Нам кажется, что слова Зибеля можно справедливо отнести не только к Германии, но почти ко всей Европе. Очень честолюбивая, очень женственная, порой немного ребячливая, внешняя политика Екатерины была политикой всемирного распространения. А между тем начало ее царствования предвещало, по-видимому, совсем иное.
Вступив на престол, Екатерина заявила себя убежденной сторонницей мира; она была готова мирно сидеть у себя дома под условием, чтобы ей там не мешали, избегать всяких столкновений с соседями и посвятить себя всецело благоустроению своего государства, которое представляло достаточно широкое поле деятельности для ее предприимчивого ума. Впрочем, даже с точки зрения международных отношений, эта политика вполне отвечала честолюбию императрицы: не отказываясь ни от одного из своих прав, она хотела в то же время поразить своим великодушием. Екатерина писала графу Кейзерлингу, русскому послу в Варшаве:
«Скажу вам совершенно откровенно, что моя цель – поддерживать дружбу со всеми державами и даже вступать в оборонительные союзы, чтоб иметь право становиться на сторону того, кого притесняют всего сильнее, и сделаться таким образом третейским судьей в Европе».
Очевидно, она еще не помышляла тогда о разделе Польши. Всякая мысль о завоеваниях была ей неприятна. Даже Курляндия не соблазняла ее. «У меня достаточно народов, чтоб делать их счастливыми – говорила она, – и этот уголок земли ничего не прибавит к моему счастью». Она хотела заключить с Турцией договор вечного мира, сокращала или не противилась сокращению своих войск, не торопилась наполнять опустевшие за разорительные войны предшествующих царствований русские арсеналы. Она повторяла, что прежде всего надо привести страну в порядок и поправить финансы.
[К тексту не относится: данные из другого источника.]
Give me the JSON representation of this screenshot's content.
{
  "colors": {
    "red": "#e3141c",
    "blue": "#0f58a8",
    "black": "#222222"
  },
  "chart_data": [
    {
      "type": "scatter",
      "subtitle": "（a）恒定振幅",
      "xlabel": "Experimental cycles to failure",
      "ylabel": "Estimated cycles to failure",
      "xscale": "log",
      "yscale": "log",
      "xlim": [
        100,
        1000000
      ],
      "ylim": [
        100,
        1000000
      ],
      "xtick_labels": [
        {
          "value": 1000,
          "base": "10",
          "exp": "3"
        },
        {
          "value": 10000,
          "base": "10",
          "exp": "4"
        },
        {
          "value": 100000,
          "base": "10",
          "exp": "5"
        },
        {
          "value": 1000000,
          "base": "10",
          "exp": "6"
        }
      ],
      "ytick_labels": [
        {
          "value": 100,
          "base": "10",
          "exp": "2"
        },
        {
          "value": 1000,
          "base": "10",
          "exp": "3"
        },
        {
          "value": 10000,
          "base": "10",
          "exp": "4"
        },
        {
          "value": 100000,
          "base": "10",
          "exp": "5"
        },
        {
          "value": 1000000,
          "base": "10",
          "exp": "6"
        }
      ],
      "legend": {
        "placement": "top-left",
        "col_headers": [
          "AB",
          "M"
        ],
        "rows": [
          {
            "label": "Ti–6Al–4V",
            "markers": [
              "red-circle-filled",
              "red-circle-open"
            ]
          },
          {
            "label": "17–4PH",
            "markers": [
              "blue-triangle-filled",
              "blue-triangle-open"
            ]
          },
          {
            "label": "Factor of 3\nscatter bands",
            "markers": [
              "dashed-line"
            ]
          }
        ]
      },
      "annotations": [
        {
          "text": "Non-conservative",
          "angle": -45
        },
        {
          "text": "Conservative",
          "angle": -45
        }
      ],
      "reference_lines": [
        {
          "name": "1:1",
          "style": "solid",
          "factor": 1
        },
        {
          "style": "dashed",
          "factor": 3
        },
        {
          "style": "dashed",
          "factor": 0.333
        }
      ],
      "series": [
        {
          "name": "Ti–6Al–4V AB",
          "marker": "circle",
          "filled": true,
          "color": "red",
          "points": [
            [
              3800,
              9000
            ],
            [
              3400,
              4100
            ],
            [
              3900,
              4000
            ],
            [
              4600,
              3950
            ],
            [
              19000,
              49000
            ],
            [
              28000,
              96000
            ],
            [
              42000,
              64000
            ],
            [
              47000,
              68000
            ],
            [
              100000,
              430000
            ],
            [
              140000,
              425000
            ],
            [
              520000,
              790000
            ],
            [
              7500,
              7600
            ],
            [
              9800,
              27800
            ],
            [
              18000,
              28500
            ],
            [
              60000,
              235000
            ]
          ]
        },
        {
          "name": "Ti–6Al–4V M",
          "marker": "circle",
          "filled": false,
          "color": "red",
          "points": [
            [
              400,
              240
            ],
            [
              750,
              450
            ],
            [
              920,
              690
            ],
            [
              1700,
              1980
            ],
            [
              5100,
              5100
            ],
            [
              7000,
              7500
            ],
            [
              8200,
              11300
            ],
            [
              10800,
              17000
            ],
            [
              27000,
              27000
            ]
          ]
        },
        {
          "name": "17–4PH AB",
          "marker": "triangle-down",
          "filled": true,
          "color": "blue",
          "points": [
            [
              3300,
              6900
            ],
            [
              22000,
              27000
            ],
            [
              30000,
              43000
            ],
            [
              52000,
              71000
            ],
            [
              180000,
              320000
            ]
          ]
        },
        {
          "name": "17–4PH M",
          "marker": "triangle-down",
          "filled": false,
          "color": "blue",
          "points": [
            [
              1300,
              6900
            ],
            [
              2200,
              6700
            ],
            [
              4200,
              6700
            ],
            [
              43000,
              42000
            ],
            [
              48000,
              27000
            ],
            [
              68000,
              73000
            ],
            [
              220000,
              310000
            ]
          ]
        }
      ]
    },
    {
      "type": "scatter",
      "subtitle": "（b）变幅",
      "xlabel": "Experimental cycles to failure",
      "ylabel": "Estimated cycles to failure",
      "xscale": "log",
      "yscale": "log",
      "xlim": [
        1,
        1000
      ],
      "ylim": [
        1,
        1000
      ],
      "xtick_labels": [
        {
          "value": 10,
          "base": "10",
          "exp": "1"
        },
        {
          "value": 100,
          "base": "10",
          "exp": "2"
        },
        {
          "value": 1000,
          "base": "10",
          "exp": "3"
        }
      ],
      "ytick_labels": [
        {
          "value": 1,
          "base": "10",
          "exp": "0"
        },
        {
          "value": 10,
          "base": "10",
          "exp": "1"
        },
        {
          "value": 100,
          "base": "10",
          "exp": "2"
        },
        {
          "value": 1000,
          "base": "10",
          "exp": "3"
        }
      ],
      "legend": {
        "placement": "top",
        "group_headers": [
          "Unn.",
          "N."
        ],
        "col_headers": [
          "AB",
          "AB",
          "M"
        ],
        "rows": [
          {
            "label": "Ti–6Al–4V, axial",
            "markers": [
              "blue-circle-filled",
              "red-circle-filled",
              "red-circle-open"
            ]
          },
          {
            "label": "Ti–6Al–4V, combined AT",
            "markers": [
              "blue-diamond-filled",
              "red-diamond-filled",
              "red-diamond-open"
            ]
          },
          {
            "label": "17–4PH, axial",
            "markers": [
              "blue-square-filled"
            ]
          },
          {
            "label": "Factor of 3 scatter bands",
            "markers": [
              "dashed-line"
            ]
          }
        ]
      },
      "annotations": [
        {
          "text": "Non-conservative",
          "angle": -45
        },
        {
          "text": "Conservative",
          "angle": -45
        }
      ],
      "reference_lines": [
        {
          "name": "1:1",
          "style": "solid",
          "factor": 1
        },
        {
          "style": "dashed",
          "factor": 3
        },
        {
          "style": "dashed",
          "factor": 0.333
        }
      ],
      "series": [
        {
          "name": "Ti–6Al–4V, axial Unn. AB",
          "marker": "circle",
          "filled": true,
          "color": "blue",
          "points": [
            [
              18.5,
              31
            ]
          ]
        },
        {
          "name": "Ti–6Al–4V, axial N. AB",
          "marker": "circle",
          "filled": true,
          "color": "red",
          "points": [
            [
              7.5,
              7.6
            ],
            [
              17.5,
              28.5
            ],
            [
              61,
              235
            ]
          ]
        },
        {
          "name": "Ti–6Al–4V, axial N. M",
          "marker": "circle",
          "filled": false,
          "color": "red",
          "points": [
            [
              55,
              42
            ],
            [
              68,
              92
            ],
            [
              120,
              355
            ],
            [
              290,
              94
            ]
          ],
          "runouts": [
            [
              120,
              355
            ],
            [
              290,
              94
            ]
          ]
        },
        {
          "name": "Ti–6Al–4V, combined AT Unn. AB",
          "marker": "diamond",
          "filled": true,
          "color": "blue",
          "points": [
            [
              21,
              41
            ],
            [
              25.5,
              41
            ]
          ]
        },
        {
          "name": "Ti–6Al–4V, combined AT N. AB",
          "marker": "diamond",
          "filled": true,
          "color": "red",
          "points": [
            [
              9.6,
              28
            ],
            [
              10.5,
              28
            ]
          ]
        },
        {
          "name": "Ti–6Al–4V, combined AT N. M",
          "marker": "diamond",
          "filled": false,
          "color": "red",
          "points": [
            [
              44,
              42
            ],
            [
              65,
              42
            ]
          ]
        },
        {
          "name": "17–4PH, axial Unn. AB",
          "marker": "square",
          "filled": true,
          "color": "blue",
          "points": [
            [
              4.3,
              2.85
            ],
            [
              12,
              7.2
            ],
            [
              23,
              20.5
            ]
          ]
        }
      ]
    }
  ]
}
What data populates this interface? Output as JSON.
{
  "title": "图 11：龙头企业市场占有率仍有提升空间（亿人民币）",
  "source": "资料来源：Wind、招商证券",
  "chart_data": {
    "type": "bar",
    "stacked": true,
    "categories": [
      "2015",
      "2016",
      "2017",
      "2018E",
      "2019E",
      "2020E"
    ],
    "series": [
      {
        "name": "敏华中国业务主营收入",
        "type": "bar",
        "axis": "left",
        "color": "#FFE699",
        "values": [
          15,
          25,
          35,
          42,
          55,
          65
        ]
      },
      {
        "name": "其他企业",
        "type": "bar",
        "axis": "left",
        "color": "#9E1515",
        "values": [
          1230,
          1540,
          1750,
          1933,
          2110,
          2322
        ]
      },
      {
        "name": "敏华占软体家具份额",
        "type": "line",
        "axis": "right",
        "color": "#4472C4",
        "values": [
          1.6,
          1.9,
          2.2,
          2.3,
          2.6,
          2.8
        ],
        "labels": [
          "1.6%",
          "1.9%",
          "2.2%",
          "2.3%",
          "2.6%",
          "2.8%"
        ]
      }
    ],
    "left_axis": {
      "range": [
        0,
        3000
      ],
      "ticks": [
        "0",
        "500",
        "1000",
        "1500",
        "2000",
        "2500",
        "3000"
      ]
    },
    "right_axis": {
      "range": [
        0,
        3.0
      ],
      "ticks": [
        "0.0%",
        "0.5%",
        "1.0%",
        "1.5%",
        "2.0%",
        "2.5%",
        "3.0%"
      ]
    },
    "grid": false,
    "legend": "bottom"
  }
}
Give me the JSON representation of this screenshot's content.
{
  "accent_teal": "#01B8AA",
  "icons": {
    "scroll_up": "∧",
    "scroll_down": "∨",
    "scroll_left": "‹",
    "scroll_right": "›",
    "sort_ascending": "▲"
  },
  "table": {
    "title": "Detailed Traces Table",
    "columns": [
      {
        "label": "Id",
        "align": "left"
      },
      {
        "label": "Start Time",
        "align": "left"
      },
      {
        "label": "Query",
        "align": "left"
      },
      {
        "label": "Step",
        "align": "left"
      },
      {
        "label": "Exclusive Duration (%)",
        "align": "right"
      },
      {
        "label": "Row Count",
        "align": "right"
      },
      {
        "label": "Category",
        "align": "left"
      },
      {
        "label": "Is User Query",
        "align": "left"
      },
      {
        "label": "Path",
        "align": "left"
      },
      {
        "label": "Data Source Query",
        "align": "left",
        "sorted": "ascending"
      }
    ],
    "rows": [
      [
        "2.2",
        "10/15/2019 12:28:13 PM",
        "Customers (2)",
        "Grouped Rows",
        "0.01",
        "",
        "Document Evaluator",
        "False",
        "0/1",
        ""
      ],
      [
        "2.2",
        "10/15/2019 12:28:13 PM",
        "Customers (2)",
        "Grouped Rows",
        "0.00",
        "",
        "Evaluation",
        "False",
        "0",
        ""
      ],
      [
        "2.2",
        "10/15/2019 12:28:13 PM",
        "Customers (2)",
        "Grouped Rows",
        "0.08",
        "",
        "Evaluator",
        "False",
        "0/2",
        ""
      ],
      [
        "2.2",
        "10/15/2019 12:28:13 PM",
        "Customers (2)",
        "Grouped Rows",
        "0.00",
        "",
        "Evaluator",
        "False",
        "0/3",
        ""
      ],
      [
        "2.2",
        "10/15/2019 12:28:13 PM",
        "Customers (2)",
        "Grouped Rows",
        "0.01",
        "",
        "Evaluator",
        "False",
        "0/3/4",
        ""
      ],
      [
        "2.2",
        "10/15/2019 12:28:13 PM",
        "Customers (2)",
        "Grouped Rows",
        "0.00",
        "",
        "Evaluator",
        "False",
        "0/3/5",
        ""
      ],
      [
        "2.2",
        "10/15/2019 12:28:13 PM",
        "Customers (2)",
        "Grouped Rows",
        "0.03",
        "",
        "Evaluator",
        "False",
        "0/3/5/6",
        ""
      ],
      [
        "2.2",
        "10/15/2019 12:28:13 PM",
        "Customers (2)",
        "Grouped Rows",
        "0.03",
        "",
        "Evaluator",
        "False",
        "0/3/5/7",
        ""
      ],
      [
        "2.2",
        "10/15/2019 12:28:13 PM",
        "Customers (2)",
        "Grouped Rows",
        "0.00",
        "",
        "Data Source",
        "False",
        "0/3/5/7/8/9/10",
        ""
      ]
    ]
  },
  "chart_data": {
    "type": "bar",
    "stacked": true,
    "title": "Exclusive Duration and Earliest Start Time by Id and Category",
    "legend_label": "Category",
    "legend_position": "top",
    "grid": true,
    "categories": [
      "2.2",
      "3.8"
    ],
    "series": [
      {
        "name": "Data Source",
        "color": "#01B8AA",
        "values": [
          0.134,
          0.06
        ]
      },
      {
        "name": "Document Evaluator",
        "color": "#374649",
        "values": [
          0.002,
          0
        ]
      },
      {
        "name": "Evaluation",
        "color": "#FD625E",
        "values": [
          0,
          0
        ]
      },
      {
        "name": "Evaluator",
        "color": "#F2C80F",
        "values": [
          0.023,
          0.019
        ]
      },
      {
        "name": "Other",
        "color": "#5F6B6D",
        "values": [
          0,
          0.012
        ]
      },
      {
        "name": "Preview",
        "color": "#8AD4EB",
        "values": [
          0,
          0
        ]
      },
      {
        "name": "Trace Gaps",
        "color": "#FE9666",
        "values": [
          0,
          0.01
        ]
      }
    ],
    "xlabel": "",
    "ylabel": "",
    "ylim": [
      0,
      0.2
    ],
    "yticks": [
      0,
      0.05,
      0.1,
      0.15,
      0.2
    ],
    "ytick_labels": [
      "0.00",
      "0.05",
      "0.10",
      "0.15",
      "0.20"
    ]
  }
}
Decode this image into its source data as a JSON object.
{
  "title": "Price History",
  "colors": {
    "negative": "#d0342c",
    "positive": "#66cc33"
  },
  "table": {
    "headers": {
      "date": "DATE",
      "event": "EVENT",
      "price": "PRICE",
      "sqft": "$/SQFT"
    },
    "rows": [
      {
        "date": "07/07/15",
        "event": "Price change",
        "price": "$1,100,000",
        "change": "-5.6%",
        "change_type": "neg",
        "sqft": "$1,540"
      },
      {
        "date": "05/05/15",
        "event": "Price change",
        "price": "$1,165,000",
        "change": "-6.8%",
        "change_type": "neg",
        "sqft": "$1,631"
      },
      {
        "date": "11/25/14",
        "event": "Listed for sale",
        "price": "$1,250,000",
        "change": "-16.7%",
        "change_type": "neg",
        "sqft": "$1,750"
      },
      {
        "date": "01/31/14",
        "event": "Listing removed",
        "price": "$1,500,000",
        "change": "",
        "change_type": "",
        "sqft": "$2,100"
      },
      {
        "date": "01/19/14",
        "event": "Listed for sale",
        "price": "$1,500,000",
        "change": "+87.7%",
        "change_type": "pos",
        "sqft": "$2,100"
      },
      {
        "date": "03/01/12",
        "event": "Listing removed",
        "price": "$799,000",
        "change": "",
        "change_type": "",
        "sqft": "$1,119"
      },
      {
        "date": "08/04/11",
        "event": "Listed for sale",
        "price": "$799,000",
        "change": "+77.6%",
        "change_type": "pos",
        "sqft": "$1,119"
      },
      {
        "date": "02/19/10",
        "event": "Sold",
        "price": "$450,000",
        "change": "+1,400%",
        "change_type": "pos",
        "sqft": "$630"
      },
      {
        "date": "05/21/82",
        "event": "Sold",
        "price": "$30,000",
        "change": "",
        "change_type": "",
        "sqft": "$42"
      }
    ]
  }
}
Что же заставило ее так быстро и бесповоротно отказаться от этих благих первоначальных желаний? В виде ответа на этот вопрос мы приведем ценное свидетельство одного русского человека, составлявшего гордость этой страны и своим откровенным словом ярко осветившего темную сторону чудесного царствования Екатерины. Свидетельство это говорит также о том, что некоторые чувства, которые вызывают теперь в России такое враждебное к себе отношение, были когда-то не чужды ее лучшим сынам. Несколько лет спустя после смерти Екатерины Великой Семен Воронцов писал Александру I, только что вступившему на престол:
«Покойная императрица желала мира и желала, чтоб он был прочным… Все было рассчитано для этого… Это Пруссия… склонила графа Панина уничтожить благотворные реформы Конституции Польши, чтобы легче завладеть этой страной. Это она убедила того же министра потребовать, чтобы польские диссиденты получили право нанимать все государственные должности, что было невозможно исполнить, не употребив против поляков мер крайнего насилия. Эти меры и были приняты, вследствие чего образовались конфедерации, число которых тщательно скрывали от императрицы. Епископов и сенаторов арестовывали прямо в сейме и отправляли их в ссылку в Россию. Наши войска вошли в Польшу, разграбили все, преследовали конфедератов даже в турецких владениях, и это нарушение международного права вызвало войну, которую турки нам объявили… Со времени этой войны и берут свое начало государственные займы за границей и выпуск бумажных денег внутри империи, два бедствия, от которых стонет Россия».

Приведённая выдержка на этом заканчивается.